The Ames Kraemer SWLRT Joint Venture had the lowest bid ($797 million); followed by Lunda/C.S. McCrossan ($808 million); Southwest Rail Constructors ($1.07 billion); and Southwest Transit Constructors ($1.08 billion). The Metropolitan Council delayed the bid opening three times in the wake of "hundreds of technical questions" from bidders. It did not say whether any of the proposals fell within its budget guidelines.
The Council has also reached track-sharing agreements with rail companies, a necessary step to qualify for $929 million in federal matching funds. The winning bidder is expected to start construction on the rail line next spring, with completion scheduled for 2021.
That the 14.5-mile Southwest LRT project, which will connect downtown Minneapolis and the city's southwest suburbs, has made it this far is a matter of sheer determination on the part of the Council and project supporters.
After the legislature voted down a measure that would have seen the state provide the balance of cash necessary for the project to secure nearly $1 billion of matching funds from the Federal Transit Administration (FTA), the Council rallied neighboring counties, which kicked in enough to fill the gap themselves.
So intent were state Republican lawmakers on scuttling the project, however, that they petitioned the FTA to divert any future grant money to state road and bridge projects instead. They were ultimately unsuccessful, with the FTA responding that such an action was illegal.
The Council must also resolve legal challenges concerning the project's environmental impact before it can move forward.
A similar situation is playing out in Maryland. An unexpected legal decision regarding the $5.6 billion Purple Line light-rail project, in Washington, DC's northwest suburbs, delayed construction for almost a year and threatened to kill the project altogether.
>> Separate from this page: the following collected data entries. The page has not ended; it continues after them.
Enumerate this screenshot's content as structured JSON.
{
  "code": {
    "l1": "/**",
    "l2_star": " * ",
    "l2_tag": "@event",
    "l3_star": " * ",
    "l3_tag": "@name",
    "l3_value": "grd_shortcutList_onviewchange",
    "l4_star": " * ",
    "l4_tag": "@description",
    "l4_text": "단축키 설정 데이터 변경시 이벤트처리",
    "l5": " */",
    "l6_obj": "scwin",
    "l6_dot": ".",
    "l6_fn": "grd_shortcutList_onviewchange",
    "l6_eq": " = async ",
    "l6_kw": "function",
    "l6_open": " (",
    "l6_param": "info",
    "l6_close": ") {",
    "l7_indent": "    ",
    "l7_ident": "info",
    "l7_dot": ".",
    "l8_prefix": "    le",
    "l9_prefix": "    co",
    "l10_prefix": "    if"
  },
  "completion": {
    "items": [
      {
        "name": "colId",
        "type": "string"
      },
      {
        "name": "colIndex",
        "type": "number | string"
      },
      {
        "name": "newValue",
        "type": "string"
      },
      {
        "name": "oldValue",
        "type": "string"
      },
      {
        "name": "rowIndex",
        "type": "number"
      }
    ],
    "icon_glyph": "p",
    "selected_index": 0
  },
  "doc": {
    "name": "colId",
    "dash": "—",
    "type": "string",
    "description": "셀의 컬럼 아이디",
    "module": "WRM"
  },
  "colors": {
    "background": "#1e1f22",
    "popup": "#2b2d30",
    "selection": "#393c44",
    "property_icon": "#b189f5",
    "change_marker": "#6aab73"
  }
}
A federal judge revoked the rail's federal and state approvals last year, which also cancelled a $900 million FTA grant. U.S. District Judge Richard Leon agreed with an environmental group, and others party to a lawsuit, that claimed the rail's ridership estimates were not accurate. Leon ordered a supplemental review be performed, which would have taken months and delayed the project further, but a federal appeals court reversed Leon's decision, paving the way for construction to begin and for project officials to reapply for FTA funding.